Ellos también traían una nota que decía que no estaban dispuestos a formar parte de la normalidad y desde el día uno dieron señales de salirse del patrón. Hoy el mayor tiene diagnóstico del sobredotación intelectual, así que no va a poder conectarse con la media mediocre y normal, por más que yo me empeñe, que ya no lo hago.No les llevé a ninguna institución de aires colegiales y tampoco al colegio hasta que ellos lo pidieron, viajaron a lugares remotos antes de que les salieran los dientes ante las caras de desaprobación del mundo. Cocinan conmigo, vemos documentales de viajes en la cama, leemos cuentos para sentir y nos reímos de que las princesas también se tiran pedos.
No deseo que empiece el cole y me dejen en paz, ni que crezcan pronto y yo pueda “descansar”. Me importa un pepino que anden desnudos, que no se laven el pelo siempre que yo se lo diga, que se pinten el cuerpo con un rotulador o que coman entre horas. No les llevo al zoo a ver presos deprimidos ni al circo a ver la violación brutal que me sugiere un león pasando por un aro de fuego. Odio ver la infinita y perfecta belleza de un animal, sometida al estúpido ego de un bicho humano con problemas de autoestima o de inteligencia. Les llevo a los parques naturales y ven cómo se me hincha el pecho cuando veo pasar las cigüeñas.
Ya empiezo a darme cuenta de que somos marcianos en este pequeño y elitista gueto de clase media guapa en el que viven, lleno de niños rubios bilingües que crían las filipinas y las peruanas (menos mal) porque sus madres están ausentes, cuando trabajan y cuando no.
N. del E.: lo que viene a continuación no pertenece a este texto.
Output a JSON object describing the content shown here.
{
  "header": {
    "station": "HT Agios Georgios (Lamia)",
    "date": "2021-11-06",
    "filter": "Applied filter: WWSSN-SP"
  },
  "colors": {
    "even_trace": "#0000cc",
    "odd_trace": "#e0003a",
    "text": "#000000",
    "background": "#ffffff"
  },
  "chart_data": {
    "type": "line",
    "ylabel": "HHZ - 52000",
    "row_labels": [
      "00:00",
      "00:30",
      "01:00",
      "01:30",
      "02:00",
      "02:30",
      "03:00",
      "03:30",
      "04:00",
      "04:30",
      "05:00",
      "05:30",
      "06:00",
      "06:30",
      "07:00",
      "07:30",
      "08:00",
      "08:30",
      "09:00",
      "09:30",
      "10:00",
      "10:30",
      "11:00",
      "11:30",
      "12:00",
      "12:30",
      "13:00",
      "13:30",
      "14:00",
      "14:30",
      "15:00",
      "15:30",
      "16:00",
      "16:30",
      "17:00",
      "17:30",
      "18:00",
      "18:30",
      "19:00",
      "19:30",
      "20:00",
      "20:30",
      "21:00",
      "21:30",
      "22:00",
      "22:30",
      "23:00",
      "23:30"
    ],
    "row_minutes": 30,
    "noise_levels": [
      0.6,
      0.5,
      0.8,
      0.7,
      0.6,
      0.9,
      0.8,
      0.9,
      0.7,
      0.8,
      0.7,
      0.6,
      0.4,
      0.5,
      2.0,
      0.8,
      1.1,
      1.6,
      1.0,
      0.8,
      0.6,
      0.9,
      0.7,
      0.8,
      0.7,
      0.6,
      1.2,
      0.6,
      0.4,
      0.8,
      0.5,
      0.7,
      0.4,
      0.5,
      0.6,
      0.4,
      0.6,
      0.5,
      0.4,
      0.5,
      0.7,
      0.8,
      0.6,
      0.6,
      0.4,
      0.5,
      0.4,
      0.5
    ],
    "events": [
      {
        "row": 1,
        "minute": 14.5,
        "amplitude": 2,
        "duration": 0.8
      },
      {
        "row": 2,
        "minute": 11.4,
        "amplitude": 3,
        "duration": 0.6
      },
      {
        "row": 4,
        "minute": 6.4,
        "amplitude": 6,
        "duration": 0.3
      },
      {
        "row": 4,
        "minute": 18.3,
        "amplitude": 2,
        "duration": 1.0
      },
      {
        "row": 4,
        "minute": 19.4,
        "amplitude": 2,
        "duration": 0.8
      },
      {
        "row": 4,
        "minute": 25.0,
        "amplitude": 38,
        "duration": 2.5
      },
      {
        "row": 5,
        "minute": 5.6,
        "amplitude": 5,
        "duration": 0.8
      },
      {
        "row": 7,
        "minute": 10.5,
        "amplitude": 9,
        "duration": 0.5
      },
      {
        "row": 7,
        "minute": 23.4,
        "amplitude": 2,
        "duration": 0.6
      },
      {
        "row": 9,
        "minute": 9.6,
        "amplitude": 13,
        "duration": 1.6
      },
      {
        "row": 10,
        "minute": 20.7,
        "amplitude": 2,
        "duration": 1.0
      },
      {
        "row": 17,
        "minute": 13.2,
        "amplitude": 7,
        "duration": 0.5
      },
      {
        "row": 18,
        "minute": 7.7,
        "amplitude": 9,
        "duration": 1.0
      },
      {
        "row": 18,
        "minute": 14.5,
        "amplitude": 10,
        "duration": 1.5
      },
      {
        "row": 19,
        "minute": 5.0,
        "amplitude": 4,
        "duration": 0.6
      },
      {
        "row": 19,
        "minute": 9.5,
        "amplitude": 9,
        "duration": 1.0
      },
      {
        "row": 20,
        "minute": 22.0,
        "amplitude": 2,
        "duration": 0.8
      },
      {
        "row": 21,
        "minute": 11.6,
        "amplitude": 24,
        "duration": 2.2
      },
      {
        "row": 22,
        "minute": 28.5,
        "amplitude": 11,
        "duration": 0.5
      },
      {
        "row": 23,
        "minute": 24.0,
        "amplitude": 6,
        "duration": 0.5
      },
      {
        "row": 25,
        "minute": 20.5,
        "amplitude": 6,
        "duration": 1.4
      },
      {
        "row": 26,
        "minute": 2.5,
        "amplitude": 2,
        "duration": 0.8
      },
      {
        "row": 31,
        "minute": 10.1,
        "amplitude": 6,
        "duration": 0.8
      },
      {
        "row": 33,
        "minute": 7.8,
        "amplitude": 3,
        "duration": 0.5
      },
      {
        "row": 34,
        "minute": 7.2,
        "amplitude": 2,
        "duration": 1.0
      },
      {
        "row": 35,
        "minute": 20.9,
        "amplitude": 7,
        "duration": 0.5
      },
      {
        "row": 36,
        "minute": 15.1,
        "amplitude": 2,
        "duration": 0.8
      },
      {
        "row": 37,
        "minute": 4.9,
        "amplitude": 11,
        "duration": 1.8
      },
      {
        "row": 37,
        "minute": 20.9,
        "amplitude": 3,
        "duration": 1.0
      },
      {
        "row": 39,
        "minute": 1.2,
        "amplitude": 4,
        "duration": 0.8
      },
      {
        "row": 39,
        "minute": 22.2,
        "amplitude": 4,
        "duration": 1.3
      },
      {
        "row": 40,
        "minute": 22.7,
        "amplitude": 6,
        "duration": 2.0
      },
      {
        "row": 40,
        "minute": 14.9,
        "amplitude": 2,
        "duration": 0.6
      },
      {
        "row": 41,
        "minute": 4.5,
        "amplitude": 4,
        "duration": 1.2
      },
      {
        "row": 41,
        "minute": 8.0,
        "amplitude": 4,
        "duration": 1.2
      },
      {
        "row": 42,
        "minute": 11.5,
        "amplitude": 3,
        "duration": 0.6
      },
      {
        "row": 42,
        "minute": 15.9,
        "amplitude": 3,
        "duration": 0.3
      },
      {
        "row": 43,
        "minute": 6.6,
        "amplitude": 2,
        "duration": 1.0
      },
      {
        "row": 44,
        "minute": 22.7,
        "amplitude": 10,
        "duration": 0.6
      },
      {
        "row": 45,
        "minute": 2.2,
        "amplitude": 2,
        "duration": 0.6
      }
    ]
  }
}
Mis hijos juegan a viajar en una caja mágica que les transporta al Taj Mahal y los otros niños se ríen de ellos y les dicen que eso es mentira y que sólo es una caja de cartón. Lástima de infancia, pero no se lo compro. Por supuesto que una caja de cartón nos transporta en el tiempo y en el espacio y si no lo ves es porque eres tonto o estás castrado.
La mayoría de sus madres, no me saludan.
Mis hijos van descalzos y con los pies negros y se visten como les da su santa gana y sentido de la estética, que casi nunca coincide con el mío. Ellos me gritan en la calle que me quieren y los otros, los normales, se quedan ojipláticos y les entra una risa nerviosa, avergonzada.
En esta imperfecta casa lloramos y puteamos y nos pedimos perdón y vamos creciendo, jugando juntos.
Tengo una hipoteca, pero voy a dejar de tenerla porque la empiezo a sentir como una faja que se me ha quedado pequeña y me impide respirar con normalidad, se me clava.
Yo lo que quiero es vivir sin nada que me atrape que no sean mis compromisos emocionales libremente elegidos y nutrir a mis hijos de mil experiencias diferentes y tomar su mano durante su recorrido vital y seguir enamorada del hombre brújula que me enciende y entiende, y celebrar la primavera y creer en los reyes magos y en las cajas mágicas y sacar a otra alma hermosa de la perrera y ver volar libres a los loros en Costa Rica, mientras tomo conciencia de que la vida solo vale la pena vivirla para ser y hacer feliz, no para encajar en ningún guión.
Porque además es mentira, quienes necesitan un guión es porque no son capaces de improvisar y la vida es purita improvisación. Se llama miedo.